I am not being glib. I don't know anyone who wants to silence the voices of needy children, or who takes pleasure in struggling families, or who doesn't want to see working people prosper. I am suggesting that systems based on transfers are messy, inexact and divisive — compared with methods that enable economic growth generally and afford able people wanting to work an opportunity to a decent standard of living, if not prosperity.
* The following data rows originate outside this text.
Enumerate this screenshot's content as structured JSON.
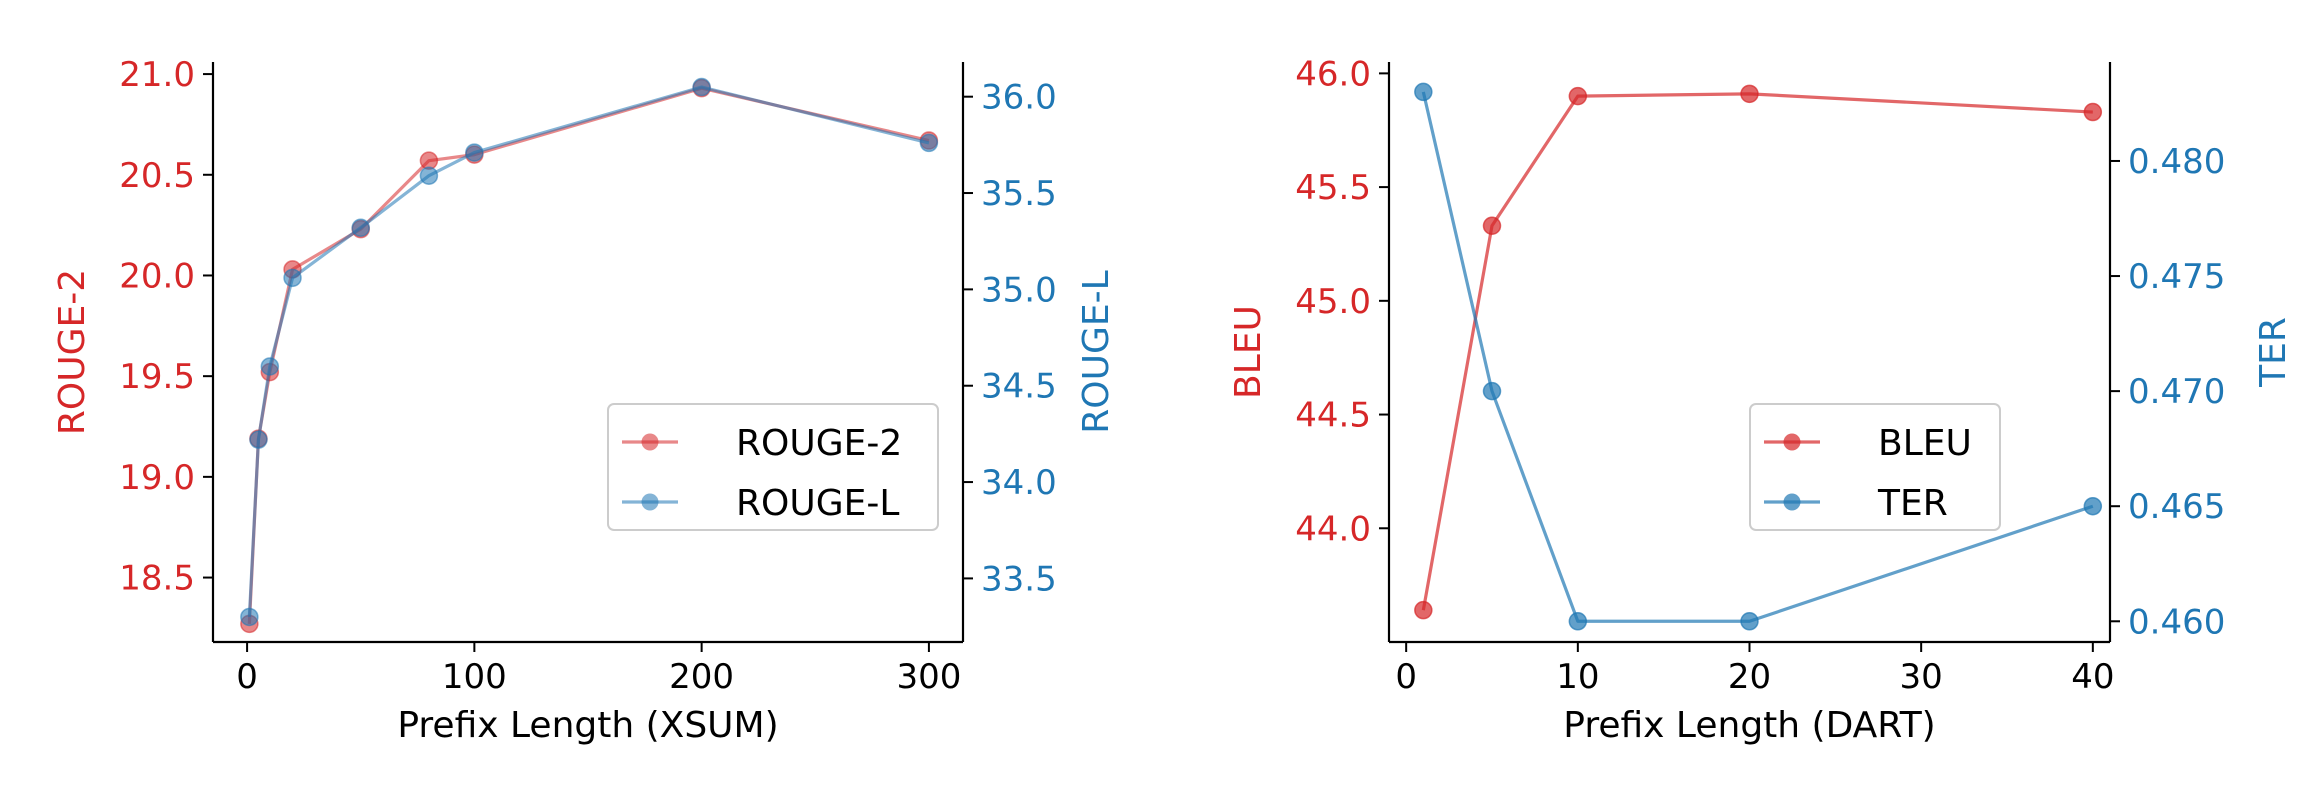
{
  "colors": {
    "left_axis": "#d62728",
    "right_axis": "#1f77b4",
    "axis_black": "#000000"
  },
  "chart_data": [
    {
      "type": "line",
      "xlabel": "Prefix Length (XSUM)",
      "ylabel_left": "ROUGE-2",
      "ylabel_right": "ROUGE-L",
      "xlim": [
        -15,
        315
      ],
      "ylim_left": [
        18.18,
        21.06
      ],
      "ylim_right": [
        33.17,
        36.18
      ],
      "xticks": [
        0,
        100,
        200,
        300
      ],
      "yticks_left": [
        18.5,
        19.0,
        19.5,
        20.0,
        20.5,
        21.0
      ],
      "yticks_right": [
        33.5,
        34.0,
        34.5,
        35.0,
        35.5,
        36.0
      ],
      "grid": false,
      "legend": "center-right",
      "series": [
        {
          "name": "ROUGE-2",
          "axis": "left",
          "color": "#d62728",
          "alpha": 0.55,
          "x": [
            1,
            5,
            10,
            20,
            50,
            80,
            100,
            200,
            300
          ],
          "y": [
            18.27,
            19.19,
            19.52,
            20.03,
            20.23,
            20.57,
            20.6,
            20.93,
            20.67
          ]
        },
        {
          "name": "ROUGE-L",
          "axis": "right",
          "color": "#1f77b4",
          "alpha": 0.55,
          "x": [
            1,
            5,
            10,
            20,
            50,
            80,
            100,
            200,
            300
          ],
          "y": [
            33.3,
            34.22,
            34.6,
            35.06,
            35.32,
            35.59,
            35.71,
            36.05,
            35.76
          ]
        }
      ]
    },
    {
      "type": "line",
      "xlabel": "Prefix Length (DART)",
      "ylabel_left": "BLEU",
      "ylabel_right": "TER",
      "xlim": [
        -1,
        41
      ],
      "ylim_left": [
        43.5,
        46.05
      ],
      "ylim_right": [
        0.4591,
        0.4843
      ],
      "xticks": [
        0,
        10,
        20,
        30,
        40
      ],
      "yticks_left": [
        44.0,
        44.5,
        45.0,
        45.5,
        46.0
      ],
      "yticks_right": [
        "0.460",
        "0.465",
        "0.470",
        "0.475",
        "0.480"
      ],
      "grid": false,
      "legend": "center-right",
      "series": [
        {
          "name": "BLEU",
          "axis": "left",
          "color": "#d62728",
          "alpha": 0.7,
          "x": [
            1,
            5,
            10,
            20,
            40
          ],
          "y": [
            43.64,
            45.33,
            45.9,
            45.91,
            45.83
          ]
        },
        {
          "name": "TER",
          "axis": "right",
          "color": "#1f77b4",
          "alpha": 0.7,
          "x": [
            1,
            5,
            10,
            20,
            40
          ],
          "y": [
            0.483,
            0.47,
            0.46,
            0.46,
            0.465
          ]
        }
      ]
    }
  ]
}
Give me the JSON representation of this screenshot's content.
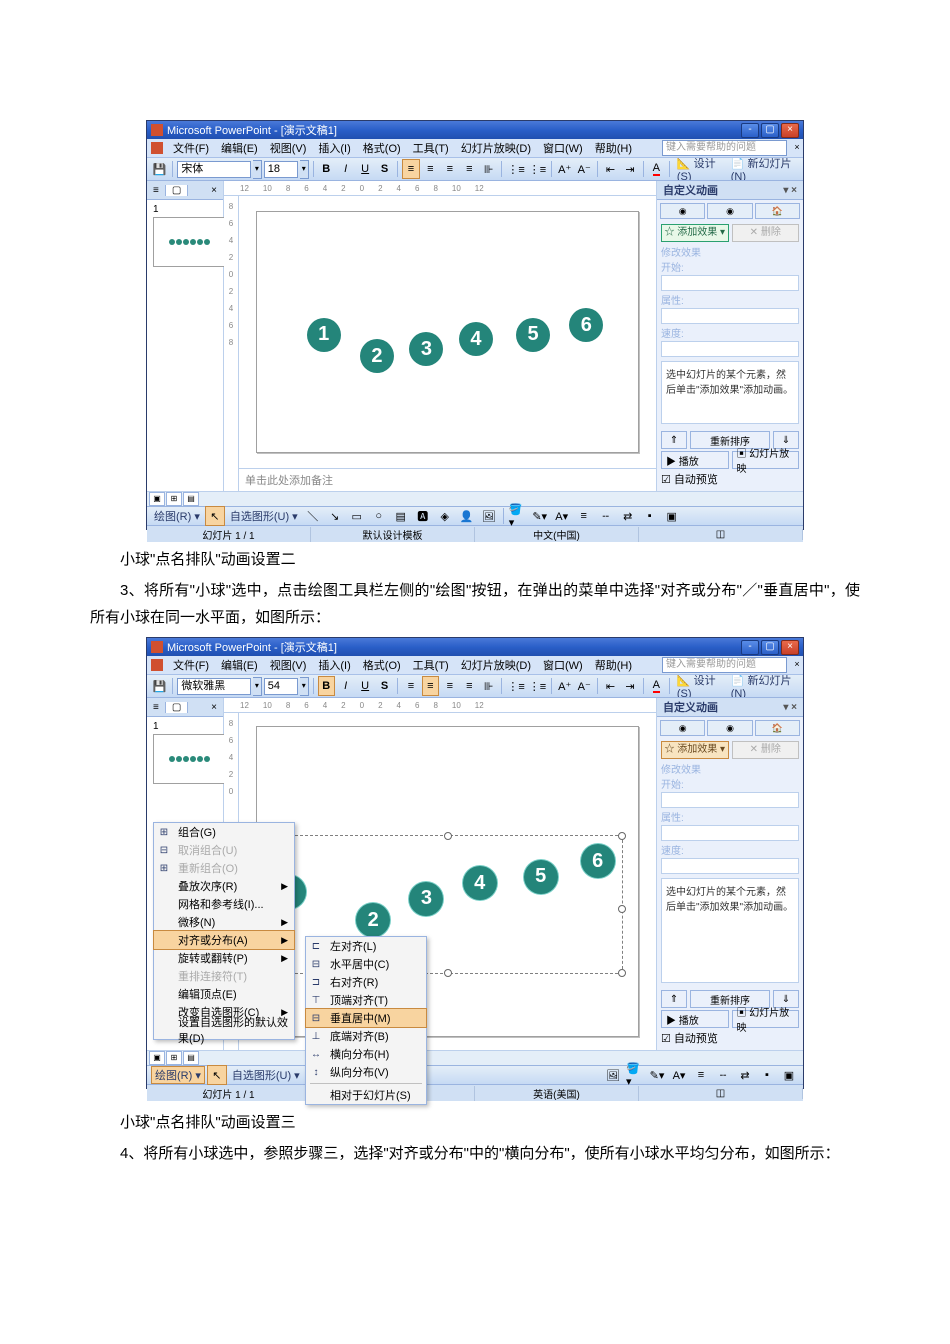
{
  "shared": {
    "title": "Microsoft PowerPoint - [演示文稿1]",
    "menus": [
      "文件(F)",
      "编辑(E)",
      "视图(V)",
      "插入(I)",
      "格式(O)",
      "工具(T)",
      "幻灯片放映(D)",
      "窗口(W)",
      "帮助(H)"
    ],
    "helpbox_placeholder": "键入需要帮助的问题",
    "outline_tab": "≡",
    "slides_tab": "▢",
    "close_tab": "×",
    "ruler_marks": [
      "12",
      "10",
      "8",
      "6",
      "4",
      "2",
      "0",
      "2",
      "4",
      "6",
      "8",
      "10",
      "12"
    ],
    "ruler_v_marks": [
      "8",
      "6",
      "4",
      "2",
      "0",
      "2",
      "4",
      "6",
      "8"
    ],
    "notes_placeholder": "单击此处添加备注",
    "ball_color": "#24857A",
    "balls": [
      "1",
      "2",
      "3",
      "4",
      "5",
      "6"
    ],
    "taskpane_title": "自定义动画",
    "tp_close": "▾  ×",
    "tp_addfx": "☆ 添加效果 ▾",
    "tp_delfx": "✕  删除",
    "tp_modlabel": "修改效果",
    "tp_rows": [
      "开始:",
      "属性:",
      "速度:"
    ],
    "tp_hint": "选中幻灯片的某个元素，然后单击\"添加效果\"添加动画。",
    "tp_reorder_up": "⇑",
    "tp_reorder": "重新排序",
    "tp_reorder_dn": "⇓",
    "tp_play": "▶  播放",
    "tp_slideshow": "▣ 幻灯片放映",
    "tp_autopreview": "☑ 自动预览",
    "drawbar_draw": "绘图(R) ▾",
    "drawbar_autoshape": "自选图形(U) ▾",
    "design_label": "设计(S)",
    "newslide_label": "新幻灯片(N)",
    "slide_pos": "幻灯片 1 / 1",
    "design_template": "默认设计模板",
    "design_template2": "计模板",
    "viewbtns_labels": [
      "▣",
      "⊞",
      "▤"
    ]
  },
  "win1": {
    "font_name": "宋体",
    "font_size": "18",
    "ime": "中文(中国)"
  },
  "win2": {
    "font_name": "微软雅黑",
    "font_size": "54",
    "ime": "英语(美国)",
    "ctx_items": [
      {
        "t": "组合(G)",
        "ic": "⊞"
      },
      {
        "t": "取消组合(U)",
        "ic": "⊟",
        "dim": 1
      },
      {
        "t": "重新组合(O)",
        "ic": "⊞",
        "dim": 1
      },
      {
        "t": "叠放次序(R)",
        "arrow": 1
      },
      {
        "t": "网格和参考线(I)..."
      },
      {
        "t": "微移(N)",
        "arrow": 1
      },
      {
        "t": "对齐或分布(A)",
        "arrow": 1,
        "hi": 1
      },
      {
        "t": "旋转或翻转(P)",
        "arrow": 1
      },
      {
        "t": "重排连接符(T)",
        "ic": "",
        "dim": 1
      },
      {
        "t": "编辑顶点(E)",
        "ic": ""
      },
      {
        "t": "改变自选图形(C)",
        "arrow": 1
      },
      {
        "t": "设置自选图形的默认效果(D)"
      }
    ],
    "sub_items": [
      {
        "t": "左对齐(L)",
        "ic": "⊏"
      },
      {
        "t": "水平居中(C)",
        "ic": "⊟"
      },
      {
        "t": "右对齐(R)",
        "ic": "⊐"
      },
      {
        "t": "顶端对齐(T)",
        "ic": "⊤"
      },
      {
        "t": "垂直居中(M)",
        "ic": "⊟",
        "hi": 1
      },
      {
        "t": "底端对齐(B)",
        "ic": "⊥"
      },
      {
        "t": "横向分布(H)",
        "ic": "↔"
      },
      {
        "t": "纵向分布(V)",
        "ic": "↕"
      },
      {
        "sep": 1
      },
      {
        "t": "相对于幻灯片(S)"
      }
    ]
  },
  "text": {
    "cap1": "小球\"点名排队\"动画设置二",
    "p3": "3、将所有\"小球\"选中，点击绘图工具栏左侧的\"绘图\"按钮，在弹出的菜单中选择\"对齐或分布\"／\"垂直居中\"，使所有小球在同一水平面，如图所示：",
    "cap2": "小球\"点名排队\"动画设置三",
    "p4": "4、将所有小球选中，参照步骤三，选择\"对齐或分布\"中的\"横向分布\"，使所有小球水平均匀分布，如图所示："
  }
}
Let me state it this way: Why does an organization with the resources and brain power of Voices for Children rely on the “hardship-transfer” method when it could help more people by finding ways to bring more businesses into the state. For example, why not publish a policy study detailing what it would take to cause a corporation like General Motors to re-open the Ball Bearing plant in Bristol that was closed in 1997?
I suspect that Voices for Children is caught in an intellectual feedback loop of its own making, an economic algorithm that eventually leads to the destruction of the system it purports to assist.
It's all there in the position paper, as follows:
First, on the one hand, the position paper bemoans the fact that business and economic growth have not been enough to raise wages — the irony of which is breathtaking given the hostility to business and free enterprise inherent in the progressive movement. You can't have it both ways.
Second, the paper bemoans the fact that we have lost more public-sector jobs than we have gained in private-sector jobs, to which my response is hallelujah — may the trend continue! Where do the progressive voices think the money to pay state workers comes from? State government lives off the profits that our businesses earn.
Third, the paper blames decades-long poor policy choices that have left us “struggling with a budgetary crisis.” I agree, but the poor choices were largely progressive choices that have hurt the business climate while leaving us overburdened with obligations to government.
Let me close by being completely transparent. I have never given money to the highway people. The only time I talked with one was after passing a billboard on I-84 on which Whole Foods was advertising job openings at $15.50 per hour.
The young highway man I mentioned this to told me he had lost his wallet and without identification could not apply for a job. He was still there a few days later. Maybe his hardships were real, but maybe not, and that's the problem.
John M. Horak is the director of TANGO Nonprofit Education and Consulting. His opinions are his own.